EUR/USD Forecast: Continues to Plummet – 05 September 2022
The 50 Day EMA is raising toward the recent consolidation area as well, so I think there are a lot of different things lining up to cause issues.
The 1.01 level has offered a significant amount of resistance during the day, as well as earlier this week. Furthermore, the 1.02 level has offered a lot of resistance, so I think you must keep that in mind as well. The 50 Day EMA is raising toward the recent consolidation area as well, so I think there are a lot of different things lining up to cause issues. In fact, it’s not until we break above the 1.05 level that I would take a rally in the Euro seriously.
This winter, we are more likely than not going to see Europe struggle with energy issues, and as a result we could very well see the European economy enter a massive recession. In fact, some pundits are even talking about a small depression. Regardless, it’s difficult to imagine that the Euro is going to be more desirable than the US dollar, especially as the Federal Reserve continues to tighten monetary policy. In this scenario, it’s essentially a “one-way trade”, but the bottom has yet to be figured out.
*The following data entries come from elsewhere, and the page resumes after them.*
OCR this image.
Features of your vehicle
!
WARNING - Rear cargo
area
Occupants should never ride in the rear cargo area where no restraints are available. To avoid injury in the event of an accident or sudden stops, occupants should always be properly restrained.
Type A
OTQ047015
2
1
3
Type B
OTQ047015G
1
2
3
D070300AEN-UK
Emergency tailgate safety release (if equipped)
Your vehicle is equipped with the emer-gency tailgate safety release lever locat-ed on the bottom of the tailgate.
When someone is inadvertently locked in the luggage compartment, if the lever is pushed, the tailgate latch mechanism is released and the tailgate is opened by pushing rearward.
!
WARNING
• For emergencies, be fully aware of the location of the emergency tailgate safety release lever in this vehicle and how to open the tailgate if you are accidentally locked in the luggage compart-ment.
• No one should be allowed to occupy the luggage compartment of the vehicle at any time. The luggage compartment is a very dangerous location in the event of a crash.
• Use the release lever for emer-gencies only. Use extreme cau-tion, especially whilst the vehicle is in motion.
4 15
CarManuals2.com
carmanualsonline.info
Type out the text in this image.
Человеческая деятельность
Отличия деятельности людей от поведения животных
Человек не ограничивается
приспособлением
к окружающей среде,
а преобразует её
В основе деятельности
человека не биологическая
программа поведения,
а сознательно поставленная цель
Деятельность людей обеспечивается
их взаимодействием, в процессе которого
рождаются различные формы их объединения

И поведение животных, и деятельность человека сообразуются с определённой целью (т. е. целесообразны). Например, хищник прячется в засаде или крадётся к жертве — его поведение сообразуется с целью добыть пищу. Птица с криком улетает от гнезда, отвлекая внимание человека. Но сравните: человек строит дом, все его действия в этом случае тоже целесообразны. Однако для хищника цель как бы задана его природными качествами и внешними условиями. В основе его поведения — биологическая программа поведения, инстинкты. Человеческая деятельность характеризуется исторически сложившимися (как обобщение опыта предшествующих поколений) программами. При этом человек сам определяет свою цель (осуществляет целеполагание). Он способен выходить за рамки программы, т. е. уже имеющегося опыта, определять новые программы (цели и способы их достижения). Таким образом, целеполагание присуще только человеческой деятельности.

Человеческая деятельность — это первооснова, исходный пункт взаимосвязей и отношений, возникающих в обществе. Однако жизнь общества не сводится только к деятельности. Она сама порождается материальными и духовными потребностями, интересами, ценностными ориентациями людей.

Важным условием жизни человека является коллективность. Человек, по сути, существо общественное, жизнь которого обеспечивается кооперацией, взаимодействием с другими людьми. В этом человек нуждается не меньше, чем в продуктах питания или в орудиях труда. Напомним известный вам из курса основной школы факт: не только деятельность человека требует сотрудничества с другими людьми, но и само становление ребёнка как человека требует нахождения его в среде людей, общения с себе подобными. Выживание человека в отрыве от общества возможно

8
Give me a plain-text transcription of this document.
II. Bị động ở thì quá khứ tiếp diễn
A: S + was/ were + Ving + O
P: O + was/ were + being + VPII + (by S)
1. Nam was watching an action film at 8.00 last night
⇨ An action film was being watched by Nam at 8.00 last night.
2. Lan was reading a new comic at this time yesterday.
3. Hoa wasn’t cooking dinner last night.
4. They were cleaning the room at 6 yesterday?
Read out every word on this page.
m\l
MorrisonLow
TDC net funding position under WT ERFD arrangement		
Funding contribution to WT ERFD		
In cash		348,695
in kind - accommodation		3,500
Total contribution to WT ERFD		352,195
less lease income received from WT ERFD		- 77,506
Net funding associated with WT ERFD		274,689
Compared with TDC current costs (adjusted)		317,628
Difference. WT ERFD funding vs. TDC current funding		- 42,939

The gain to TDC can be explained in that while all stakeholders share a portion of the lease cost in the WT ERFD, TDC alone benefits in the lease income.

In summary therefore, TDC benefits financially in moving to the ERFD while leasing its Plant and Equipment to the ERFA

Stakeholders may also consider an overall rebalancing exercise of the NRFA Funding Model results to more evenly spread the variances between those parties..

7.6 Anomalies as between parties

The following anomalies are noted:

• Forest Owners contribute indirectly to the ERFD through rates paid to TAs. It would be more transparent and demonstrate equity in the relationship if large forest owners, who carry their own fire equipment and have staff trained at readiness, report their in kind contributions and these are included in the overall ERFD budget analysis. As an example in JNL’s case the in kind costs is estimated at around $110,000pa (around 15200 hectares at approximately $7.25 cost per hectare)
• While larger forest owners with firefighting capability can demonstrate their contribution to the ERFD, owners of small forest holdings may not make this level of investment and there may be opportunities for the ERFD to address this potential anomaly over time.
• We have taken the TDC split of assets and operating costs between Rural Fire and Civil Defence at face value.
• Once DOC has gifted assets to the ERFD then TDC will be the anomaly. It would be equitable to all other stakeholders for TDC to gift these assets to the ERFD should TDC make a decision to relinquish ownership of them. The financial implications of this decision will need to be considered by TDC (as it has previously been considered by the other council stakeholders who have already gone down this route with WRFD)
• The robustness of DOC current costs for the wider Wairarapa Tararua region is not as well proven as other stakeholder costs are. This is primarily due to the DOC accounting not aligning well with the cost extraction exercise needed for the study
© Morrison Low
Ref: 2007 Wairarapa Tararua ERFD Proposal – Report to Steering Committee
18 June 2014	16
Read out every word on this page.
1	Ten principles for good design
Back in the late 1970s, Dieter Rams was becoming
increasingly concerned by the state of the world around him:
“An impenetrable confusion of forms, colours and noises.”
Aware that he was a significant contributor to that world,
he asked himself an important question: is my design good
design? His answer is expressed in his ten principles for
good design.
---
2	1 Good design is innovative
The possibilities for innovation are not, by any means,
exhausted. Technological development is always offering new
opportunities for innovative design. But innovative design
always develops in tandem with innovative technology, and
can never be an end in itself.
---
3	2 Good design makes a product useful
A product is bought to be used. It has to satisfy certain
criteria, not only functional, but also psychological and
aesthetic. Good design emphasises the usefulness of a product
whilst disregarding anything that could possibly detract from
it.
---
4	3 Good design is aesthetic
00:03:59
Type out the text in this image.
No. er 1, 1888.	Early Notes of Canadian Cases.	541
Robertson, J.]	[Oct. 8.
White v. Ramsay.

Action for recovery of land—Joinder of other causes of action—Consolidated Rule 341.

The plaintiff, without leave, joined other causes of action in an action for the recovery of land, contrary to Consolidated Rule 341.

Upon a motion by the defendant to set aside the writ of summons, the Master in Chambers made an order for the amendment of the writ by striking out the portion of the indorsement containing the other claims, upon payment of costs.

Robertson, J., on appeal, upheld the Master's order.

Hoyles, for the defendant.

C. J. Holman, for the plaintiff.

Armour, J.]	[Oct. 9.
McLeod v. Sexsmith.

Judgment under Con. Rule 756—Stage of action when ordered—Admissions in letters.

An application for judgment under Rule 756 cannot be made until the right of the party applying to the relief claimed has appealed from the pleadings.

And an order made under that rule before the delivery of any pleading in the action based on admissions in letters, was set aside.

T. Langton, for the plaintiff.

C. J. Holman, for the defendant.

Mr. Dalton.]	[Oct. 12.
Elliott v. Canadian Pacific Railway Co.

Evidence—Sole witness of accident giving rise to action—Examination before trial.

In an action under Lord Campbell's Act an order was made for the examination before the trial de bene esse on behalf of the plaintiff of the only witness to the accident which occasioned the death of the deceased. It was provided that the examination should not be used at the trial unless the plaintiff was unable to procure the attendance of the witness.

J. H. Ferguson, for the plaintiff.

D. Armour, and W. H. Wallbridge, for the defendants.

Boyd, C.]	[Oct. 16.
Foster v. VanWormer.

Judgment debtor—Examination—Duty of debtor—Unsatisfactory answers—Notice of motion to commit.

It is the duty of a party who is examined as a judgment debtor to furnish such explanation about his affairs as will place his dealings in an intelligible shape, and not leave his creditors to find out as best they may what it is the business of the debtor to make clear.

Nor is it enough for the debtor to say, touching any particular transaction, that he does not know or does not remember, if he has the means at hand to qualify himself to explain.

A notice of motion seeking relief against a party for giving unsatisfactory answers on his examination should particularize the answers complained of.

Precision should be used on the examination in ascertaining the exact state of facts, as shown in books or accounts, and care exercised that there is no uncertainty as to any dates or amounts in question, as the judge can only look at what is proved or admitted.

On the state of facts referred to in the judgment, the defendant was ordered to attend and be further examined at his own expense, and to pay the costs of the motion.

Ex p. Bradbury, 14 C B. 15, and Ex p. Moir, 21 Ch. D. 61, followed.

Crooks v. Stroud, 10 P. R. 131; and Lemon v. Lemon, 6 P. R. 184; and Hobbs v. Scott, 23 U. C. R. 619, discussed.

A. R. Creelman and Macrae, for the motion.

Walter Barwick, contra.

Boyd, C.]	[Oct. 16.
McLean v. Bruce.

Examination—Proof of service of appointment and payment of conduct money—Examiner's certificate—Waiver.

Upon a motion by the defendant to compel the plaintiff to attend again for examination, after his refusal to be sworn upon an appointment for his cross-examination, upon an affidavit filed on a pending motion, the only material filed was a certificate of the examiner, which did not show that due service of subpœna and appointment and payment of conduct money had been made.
The next move lower will be down to the 0.98 level, and then possibly down to the 0.96 level.
At one point during the initial reaction against the jobs number, and look like the Euro was going to break out and start a relatively big move. However, it was quickly squashed around noon in the New York time zone, and the bottom fell out. I think you will continue to see this type of action going forward, but it is probably worth noting that Monday is Labor Day in the United States, meaning that liquidity might be an issue later in the day. Longer-term, this remains a “sell the rally” type of situation that just does not seem to be showing any signs of letting up anytime soon. Ultimately, this is a market that looks about as poor as it can.